The Online Retail dataset is a transnational dataset containing all transactions between 01/12/2010 and 09/12/2011 for a UK-based non-store online retail company. The company sells unique all-occasion gifts, and many customers are wholesalers. The dataset has 541909 instances and 8 features, including invoice number, stock code, product description, quantity, invoice date, unit price, customer ID, and country.
In this project, we applied K-Means clustering algorithm to segment the customers based on their purchasing behavior. We used the following features:
- Quantity
- UnitPrice
- InvoiceDate (converted to numerical values)
Data Preprocessing: We cleaned and preprocessed the data by handling missing values and converting the date feature to numerical values. Feature Scaling: We scaled the features using StandardScaler to ensure equal importance of each feature. K-Means Clustering: We applied K-Means clustering algorithm with varying number of clusters (K) to identify the optimal number of clusters. Silhouette Analysis: We performed Silhouette analysis to evaluate the quality of the clusters and determine the optimal number of clusters.

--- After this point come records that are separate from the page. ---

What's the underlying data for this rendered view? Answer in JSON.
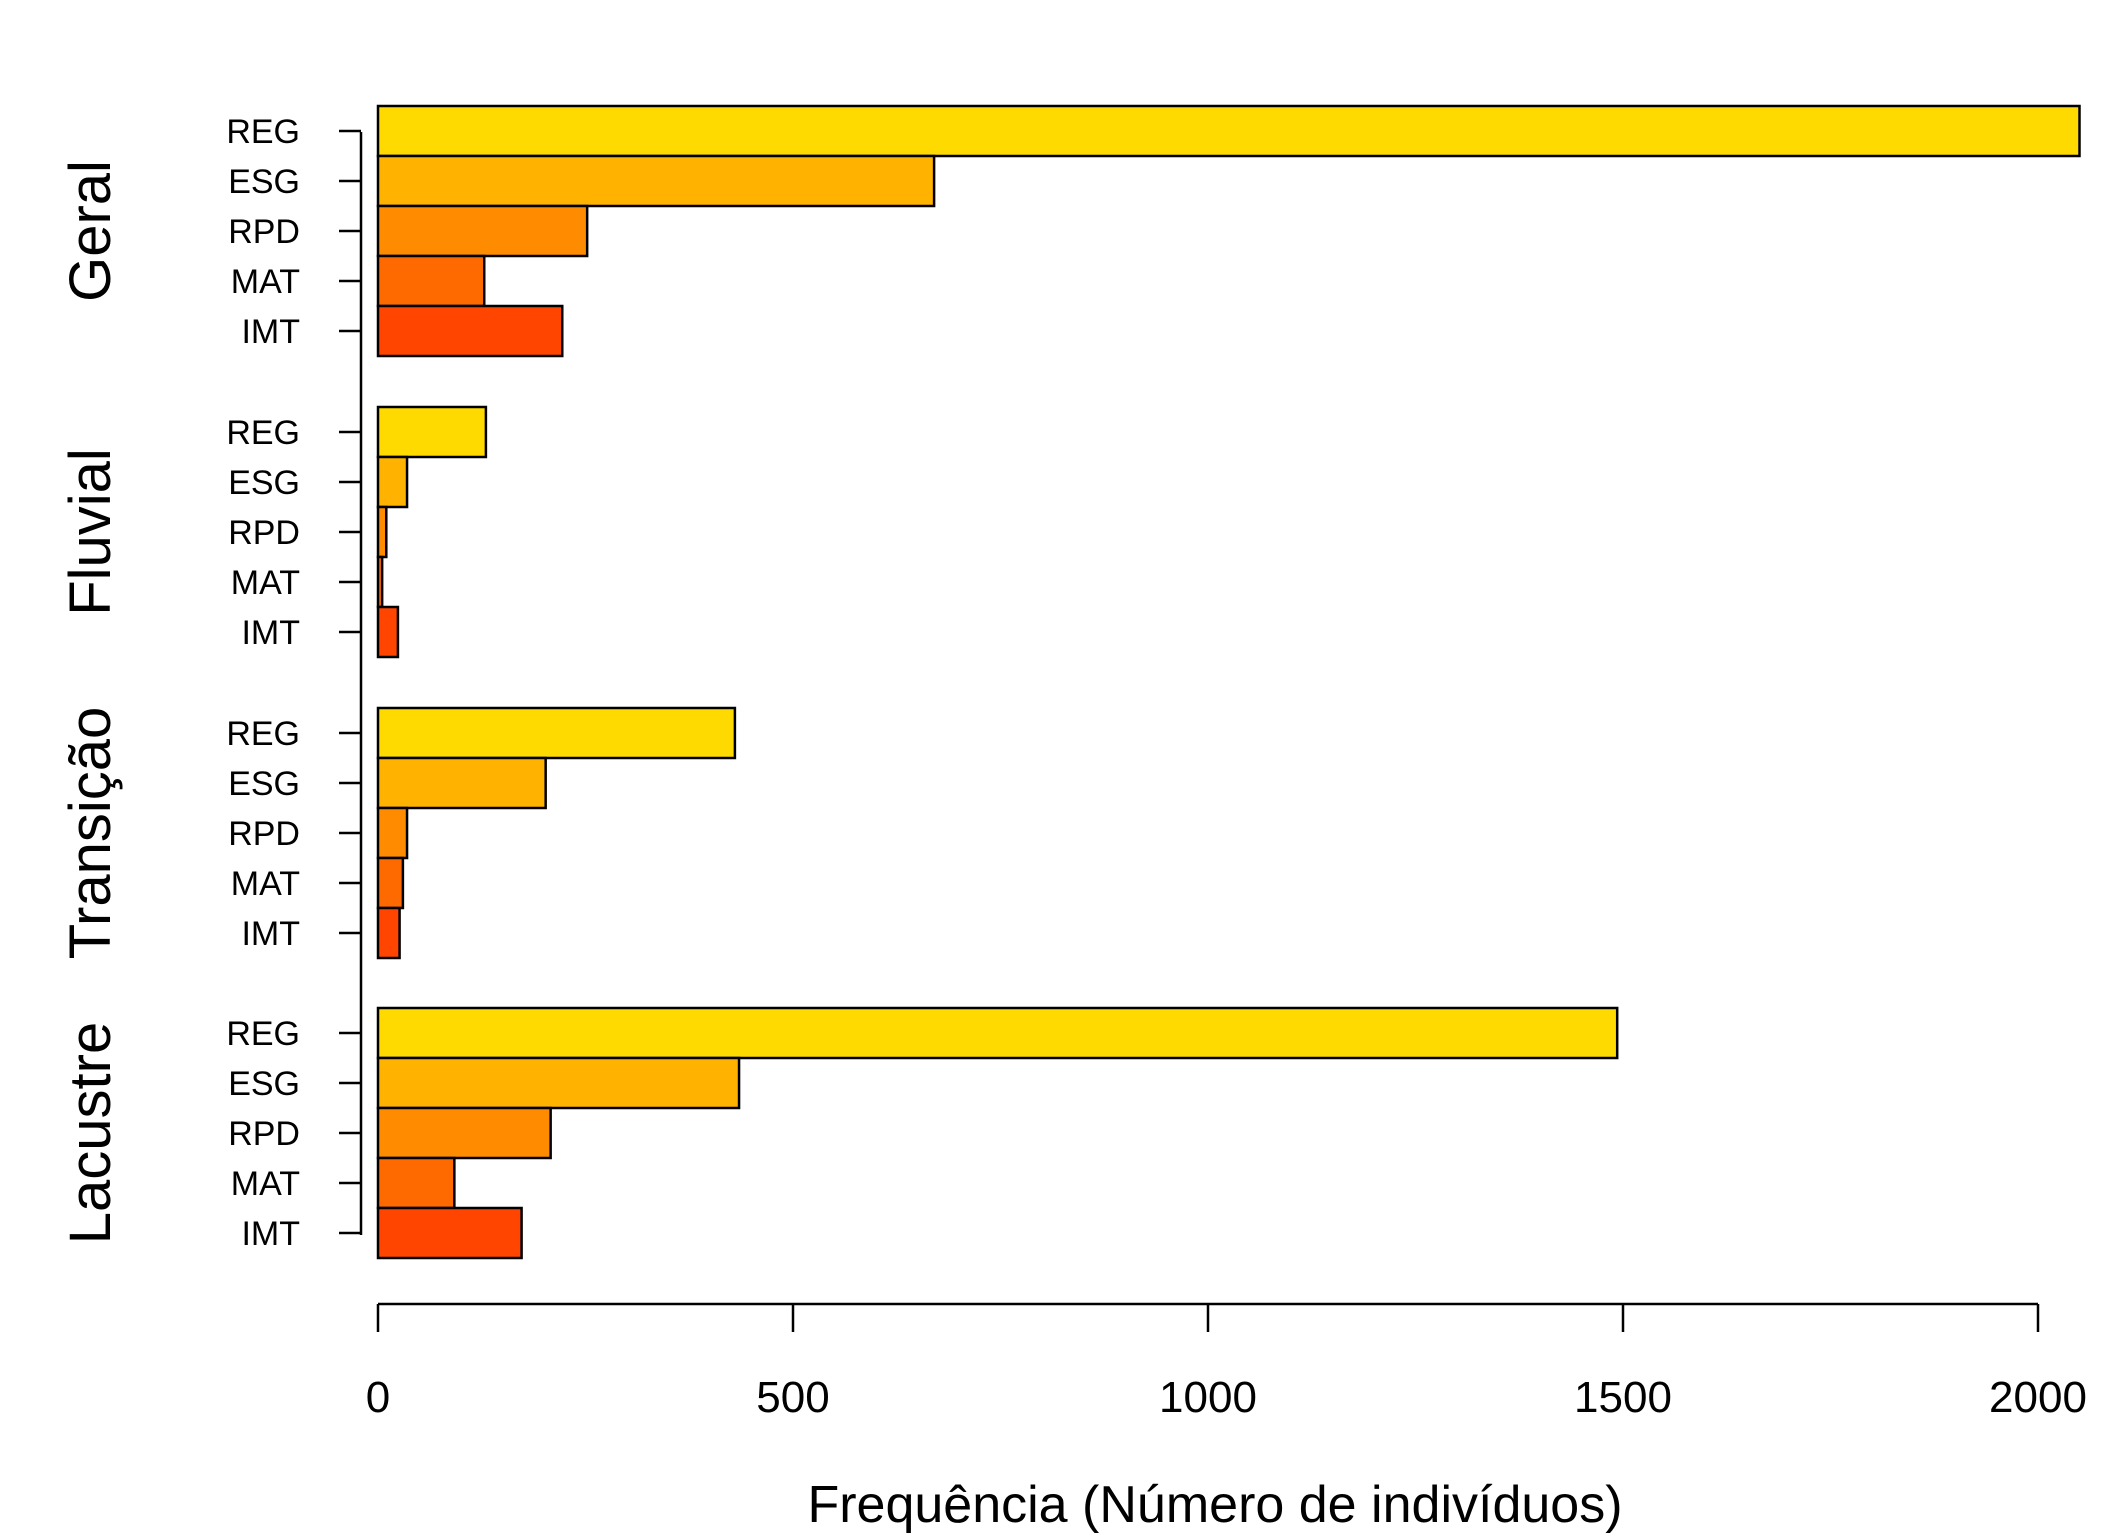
{
  "chart_data": {
    "type": "bar",
    "orientation": "horizontal",
    "xlabel": "Frequência (Número de indivíduos)",
    "ylabel": "",
    "xlim": [
      0,
      2000
    ],
    "xticks": [
      0,
      500,
      1000,
      1500,
      2000
    ],
    "grid": false,
    "categories": [
      "REG",
      "ESG",
      "RPD",
      "MAT",
      "IMT"
    ],
    "colors": [
      "#FFDA00",
      "#FFB300",
      "#FF8C00",
      "#FF6A00",
      "#FF4500"
    ],
    "groups": [
      {
        "name": "Geral",
        "values": [
          2050,
          670,
          252,
          128,
          222
        ]
      },
      {
        "name": "Fluvial",
        "values": [
          130,
          35,
          10,
          5,
          24
        ]
      },
      {
        "name": "Transição",
        "values": [
          430,
          202,
          35,
          30,
          26
        ]
      },
      {
        "name": "Lacustre",
        "values": [
          1493,
          435,
          208,
          92,
          173
        ]
      }
    ]
  }
}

Our results show that the optimal number of clusters is 5, with a Silhouette score of 0.6. The clusters are characterized by:
- Cluster 1: High-value customers with frequent purchases
- Cluster 2: Medium-value customers with occasional purchases
- Cluster 3: Low-value customers with infrequent purchases
- Cluster 4: Wholesale customers with bulk purchases
- Cluster 5: International customers with diverse purchasing behavior
The code for this project is written in Python and uses the following libraries:
- Pandas for data manipulation
- Scikit-learn for K-Means clustering and Silhouette analysis
- Matplotlib and Seaborn for visualization
This project demonstrates the application of K-Means clustering algorithm and Silhouette analysis on the Online Retail dataset. The results provide valuable insights into customer purchasing behavior and can be used to develop targeted marketing strategies.